As he took in her words, he stared down at her with all his intensity, and then whispered, "Elizabeth," as one would a caress. She gasped ever so slightly and returned his gaze with an equal strength of feeling. He then said, "You have made me so very happy."
After a moment, he whispered again. "I wish I could touch you. To hold even your hand, so that I could be sure that I am not dreaming."
She glanced around nervously, and leaned towards him. "You would think me wanton if you knew how much I would like the same." His reaction could only been seen in his face, as his eyes darkened and his lips parted. Before he could act on his desire, they heard the sounds of the carriage being readied. She stood a little straighter and attempted to take a deep breath. She knew their position was precarious and tried to regain her control. She said, in what she hoped was an unaffected tone, "At such a moment, I find it odd that Miss Bingley should be in my thoughts, but I must admit to it being so and that I feel both gratitude and scorn."
He smiled at her, amazed that she had so quickly brought them back from the impropriety he had almost committed and to have done so without any obvious disapprobation towards him. He thought her a jewel among women in every regard. His every impulse was to kiss her, to let her feel the passion he could barely contain, but to attempt such a thing on the steps of Netherfield with servants only few feet away was beyond foolish and he would not compromise her reputation in such a reckless manner. As his thoughts returned to the situation at hand, he contemplated what she had just said and asked, "I can generally understand scorn, but your gratitude seem harder to ascertain."
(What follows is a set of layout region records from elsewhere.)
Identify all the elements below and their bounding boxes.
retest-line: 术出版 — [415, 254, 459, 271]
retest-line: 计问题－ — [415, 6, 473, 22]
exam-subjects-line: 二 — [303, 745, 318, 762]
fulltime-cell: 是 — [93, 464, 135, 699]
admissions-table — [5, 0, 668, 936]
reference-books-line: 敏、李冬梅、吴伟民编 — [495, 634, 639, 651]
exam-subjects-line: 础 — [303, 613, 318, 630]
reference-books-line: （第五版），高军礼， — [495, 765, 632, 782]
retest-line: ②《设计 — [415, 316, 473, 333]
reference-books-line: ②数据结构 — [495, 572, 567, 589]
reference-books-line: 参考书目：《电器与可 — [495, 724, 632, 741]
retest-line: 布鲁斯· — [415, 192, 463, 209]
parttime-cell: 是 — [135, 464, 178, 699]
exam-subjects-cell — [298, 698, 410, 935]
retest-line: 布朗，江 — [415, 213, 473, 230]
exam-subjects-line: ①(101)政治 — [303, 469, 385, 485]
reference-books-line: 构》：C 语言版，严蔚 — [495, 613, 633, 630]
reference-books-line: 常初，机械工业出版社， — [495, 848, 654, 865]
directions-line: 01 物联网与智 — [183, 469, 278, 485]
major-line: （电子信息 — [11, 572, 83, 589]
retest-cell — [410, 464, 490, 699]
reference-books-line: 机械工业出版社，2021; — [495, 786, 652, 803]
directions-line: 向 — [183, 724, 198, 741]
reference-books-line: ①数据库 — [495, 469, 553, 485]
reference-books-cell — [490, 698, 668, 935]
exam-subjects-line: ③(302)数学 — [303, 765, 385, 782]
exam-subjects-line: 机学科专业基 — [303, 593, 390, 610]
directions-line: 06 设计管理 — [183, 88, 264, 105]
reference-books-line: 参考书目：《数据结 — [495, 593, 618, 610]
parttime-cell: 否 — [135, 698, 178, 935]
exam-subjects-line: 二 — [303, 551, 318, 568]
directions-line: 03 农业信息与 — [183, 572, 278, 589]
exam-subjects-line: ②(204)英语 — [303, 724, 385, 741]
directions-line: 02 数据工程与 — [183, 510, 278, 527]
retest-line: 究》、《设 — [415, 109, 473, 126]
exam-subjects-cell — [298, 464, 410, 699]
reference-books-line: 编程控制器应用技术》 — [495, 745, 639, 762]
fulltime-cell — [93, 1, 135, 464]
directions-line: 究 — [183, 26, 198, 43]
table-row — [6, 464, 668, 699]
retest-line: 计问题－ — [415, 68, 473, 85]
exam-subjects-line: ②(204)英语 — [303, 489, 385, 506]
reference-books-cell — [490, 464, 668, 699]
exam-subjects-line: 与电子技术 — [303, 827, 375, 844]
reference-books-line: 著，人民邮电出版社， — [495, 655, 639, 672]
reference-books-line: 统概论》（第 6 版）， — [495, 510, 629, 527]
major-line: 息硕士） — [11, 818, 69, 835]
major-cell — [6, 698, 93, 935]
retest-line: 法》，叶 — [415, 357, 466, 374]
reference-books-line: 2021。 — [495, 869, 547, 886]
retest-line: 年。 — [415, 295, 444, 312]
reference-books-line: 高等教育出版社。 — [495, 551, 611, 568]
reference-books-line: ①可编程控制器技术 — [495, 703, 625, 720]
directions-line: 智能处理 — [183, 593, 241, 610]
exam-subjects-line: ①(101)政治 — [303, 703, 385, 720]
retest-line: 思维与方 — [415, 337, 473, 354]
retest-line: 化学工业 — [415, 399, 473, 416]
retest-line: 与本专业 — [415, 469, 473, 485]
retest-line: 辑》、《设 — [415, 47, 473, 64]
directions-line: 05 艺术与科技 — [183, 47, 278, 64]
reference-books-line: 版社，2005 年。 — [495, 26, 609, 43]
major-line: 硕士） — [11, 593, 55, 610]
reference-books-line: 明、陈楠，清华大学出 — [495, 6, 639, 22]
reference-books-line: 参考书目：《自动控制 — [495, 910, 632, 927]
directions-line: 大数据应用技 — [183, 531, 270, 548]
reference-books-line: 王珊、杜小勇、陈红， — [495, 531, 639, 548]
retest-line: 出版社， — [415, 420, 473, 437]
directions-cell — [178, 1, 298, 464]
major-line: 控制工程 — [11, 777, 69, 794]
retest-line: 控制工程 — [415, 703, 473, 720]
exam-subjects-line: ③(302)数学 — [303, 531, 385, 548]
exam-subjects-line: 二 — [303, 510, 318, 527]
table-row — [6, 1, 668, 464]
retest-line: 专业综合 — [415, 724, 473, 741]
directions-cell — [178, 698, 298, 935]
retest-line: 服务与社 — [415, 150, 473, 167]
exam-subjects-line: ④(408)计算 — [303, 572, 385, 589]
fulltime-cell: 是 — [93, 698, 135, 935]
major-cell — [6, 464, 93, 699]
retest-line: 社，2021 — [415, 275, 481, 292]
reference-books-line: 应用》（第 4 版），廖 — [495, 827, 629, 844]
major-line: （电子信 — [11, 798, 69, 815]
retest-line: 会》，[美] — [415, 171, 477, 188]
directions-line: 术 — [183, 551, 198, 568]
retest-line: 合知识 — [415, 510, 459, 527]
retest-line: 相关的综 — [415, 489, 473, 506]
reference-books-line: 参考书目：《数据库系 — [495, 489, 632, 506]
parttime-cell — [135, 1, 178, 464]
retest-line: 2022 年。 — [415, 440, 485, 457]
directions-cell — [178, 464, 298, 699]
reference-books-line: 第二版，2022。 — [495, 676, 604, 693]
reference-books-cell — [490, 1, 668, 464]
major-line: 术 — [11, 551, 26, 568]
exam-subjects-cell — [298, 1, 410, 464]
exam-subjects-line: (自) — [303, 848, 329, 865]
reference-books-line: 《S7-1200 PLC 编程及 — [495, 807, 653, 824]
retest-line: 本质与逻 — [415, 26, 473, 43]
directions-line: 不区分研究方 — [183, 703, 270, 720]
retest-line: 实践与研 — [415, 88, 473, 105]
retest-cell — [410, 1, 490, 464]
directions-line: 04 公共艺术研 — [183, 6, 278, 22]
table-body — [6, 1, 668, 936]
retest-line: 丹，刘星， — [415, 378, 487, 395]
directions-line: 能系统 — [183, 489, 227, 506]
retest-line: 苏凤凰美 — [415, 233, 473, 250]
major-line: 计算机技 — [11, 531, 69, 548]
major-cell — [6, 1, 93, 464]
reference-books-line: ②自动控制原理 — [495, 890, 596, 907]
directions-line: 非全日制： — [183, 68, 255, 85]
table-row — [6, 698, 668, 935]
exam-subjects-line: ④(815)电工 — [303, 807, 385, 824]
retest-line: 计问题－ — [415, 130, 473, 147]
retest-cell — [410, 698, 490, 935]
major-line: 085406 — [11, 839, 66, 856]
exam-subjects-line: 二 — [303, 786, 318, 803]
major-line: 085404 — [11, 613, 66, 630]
Elizabeth smiled mischievously. "My gratitude is because Miss Bingley's presence inside made me realizes something. I had begun to understand how much my feelings for you had changed when I decided to come today to give Mr. Cunningham that book, but it was only when she interrupted us and was attempting to monopolize your attention that I realized that I did not mind who else knew of your interest in me and my interest in you."
"Then I shall be forever grateful for Miss Bingley." They stared at each other with mutual warmth as the carriage arrived. He then spoke. "And may I inquire as to why you would feel scorn? You must know that I have never held her in special regard."
"Yes, that is probably the very first accurate insight I ever had into your character. My resentment stems from her own insightfulness. There is not a cloud in the sky and I will never forgive her for insisting that you take me home in your carriage, when we could have walked. I have never desired the solitude, as Miss Bingley calls it, that a walk would have afforded us, as much as I do right now." He looked momentarily incredulous and a then produced a languid smile, that made her blush at her own forwardness. As he helped her into the carriage, he whispered, "I think dearest, loveliest Elizabeth, you might be surprised at the privacy a carriage can afford on even a trip of such short duration."